Thursday, December 28, 2017

Writing Mad: Our Failed Public Diplomacy Campaigns

I try to affect a mild analytic tone in my writing here (which probably doesn't get me many readers.) But today I can't, I am really mad. On Christmas, The Washington Post ran this story on how the U.S. bureaucracy could not pull together an effective response to Russian information operations.

Here is are two critical clips, but by all means, read the entire article.


Above, the Under Secretary of State for Public Diplomacy had a creative idea for leveraging the fantastic content generated by the American entertainment industry as a public diplomacy tool to counter the Kremlin. But, the material is already under contract and it just couldn't happen.



Here again, a clever official at State has a plan to use cutting edge social media analytics to build networks to counter Kremlin propaganda networks. Great, but State cannot carry out public diplomacy on the American people, so it couldn't happen.

What made me so angry?
Am I mad at the State Department lawyers who wouldn't permit the project to go ahead? No, they are there for a reason. Our bureaucracies operate under constraints that reflect our values and priorities. 

Let me step back.

Since 9/11 I have gone to hundreds of think tank events, public forums, and other events where the great and good explain the world. I've even spoken at a few of them. All of them talked about the need to fight "The War or Ideas" or "Counter the Narrative." 

At one, discussing ISIS, about two years ago I said: "I've gone to so many of these events over the past fifteen years ago and everyone says we need to win the war of ideas.
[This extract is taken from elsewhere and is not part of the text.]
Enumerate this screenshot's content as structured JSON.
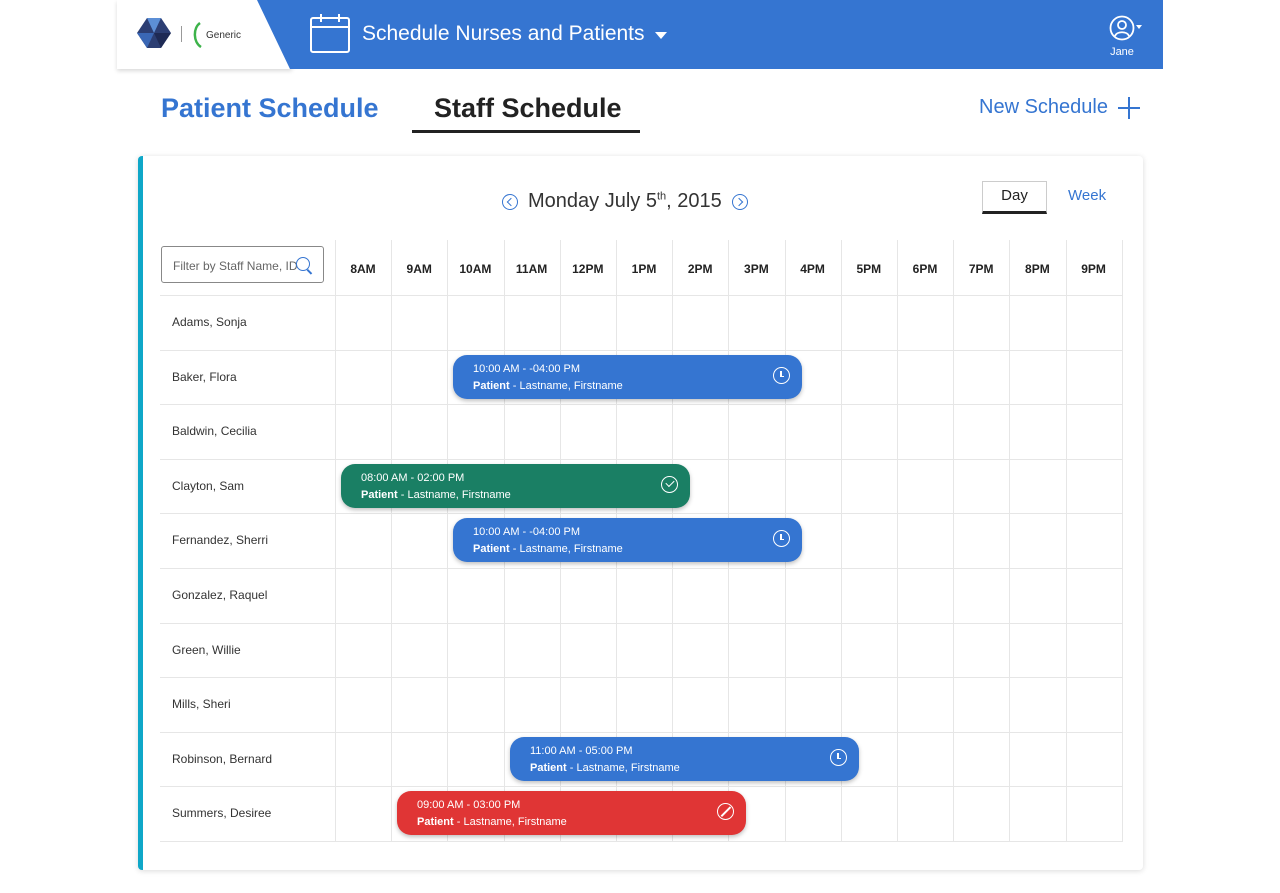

But we still haven't really committed to doing anything about it."

The speaker observed that ISIS propaganda works differently from al-Qaeda propaganda, so past efforts aren't effective.

My rejoinder was, "Fair enough, but that's like talking about needing snow tires when we still haven't bought a car!"

The speaker acknowledged my point. It isn't that State was blindsided by Russian propaganda. They were, but that is going to happen. It isn't that we probably shouldn't have dismantled our public diplomacy infrastructure after the fall of the Berlin Wall. Again, we shouldn't have, but we were feeling good about ourselves.

It is that - and I've written about this before - despite talking about it, we still have not established the bureaucratic infrastructure for effective public diplomacy. Given time, work arounds can be developed to bureaucratic constraints. If the U.S. government had really been working these issues (not the individuals - who are trying - but the institutions) then there would have been a range of ideas and capabilities available. They might need to be repurposed from countering radical Islam to countering the Kremlin, but at least there would have been frameworks already established. 

Failure of Leadership
Ultimately, to get results investments need to be made. It is that simple. Yes there is political turnover, but plenty of agencies have sufficient resources to build and maintain capabilities regardless of political leadership. DOD maintains a vast range of capabilities regardless of who is in power. If we want effective public diplomacy we need the personnel and the funding to create ongoing, continuing capabilities - sort of like the infrastructure we have for financial sanctions.

We often hear that U.S. public diplomacy has difficulty adapting to new media. Fair enough, but if the resources are there, then they can have people looking over the horizon at what is coming next. If they are completely overwhelmed by their inboxes there is no time. Further, with resources they can break the bureaucratic log-jams. Doing this requires people, to do research, attend meetings, and brainstorm work-arounds.


A corollary to this is that public diplomacy is a strategic afterthought, off in a corner. That reduces synergies. If public diplomacy is understood as a central, critical element (DIMEC? the C is for communications) other components of the U.S. government can contribute. 

I am still pissed that almost a decade ago we deported the brother of Lashkar-e-Taiba chief Hafez Saeed. The brother, a Muslim cleric in Sharon, Massachusetts, desperately wanted to stay in the U.S. and was much loved in his town (the rabbis went to bat for him.) Talk about a potential public diplomacy asset!!! But instead we deported him and he signed on with his brother.

But unless there is real bureaucratic heft behind public diplomacy, other agency prerogatives - such as Justice's desire to convict people - will prevail.

None of this stuff is easy. There are a lot of other priorities. But really, we've had a decade of complaining about this issue and no action.

I'll write about this later, but State has its own basket of fundamental structural problems.

And no real public diplomacy effort is likely in this administration where the entire State Department is being defenestrated, the very concept of diplomacy is not understood, and our president's toxicity is spoiling our world-beating brand.

Still, I'm mad about this ongoing failure.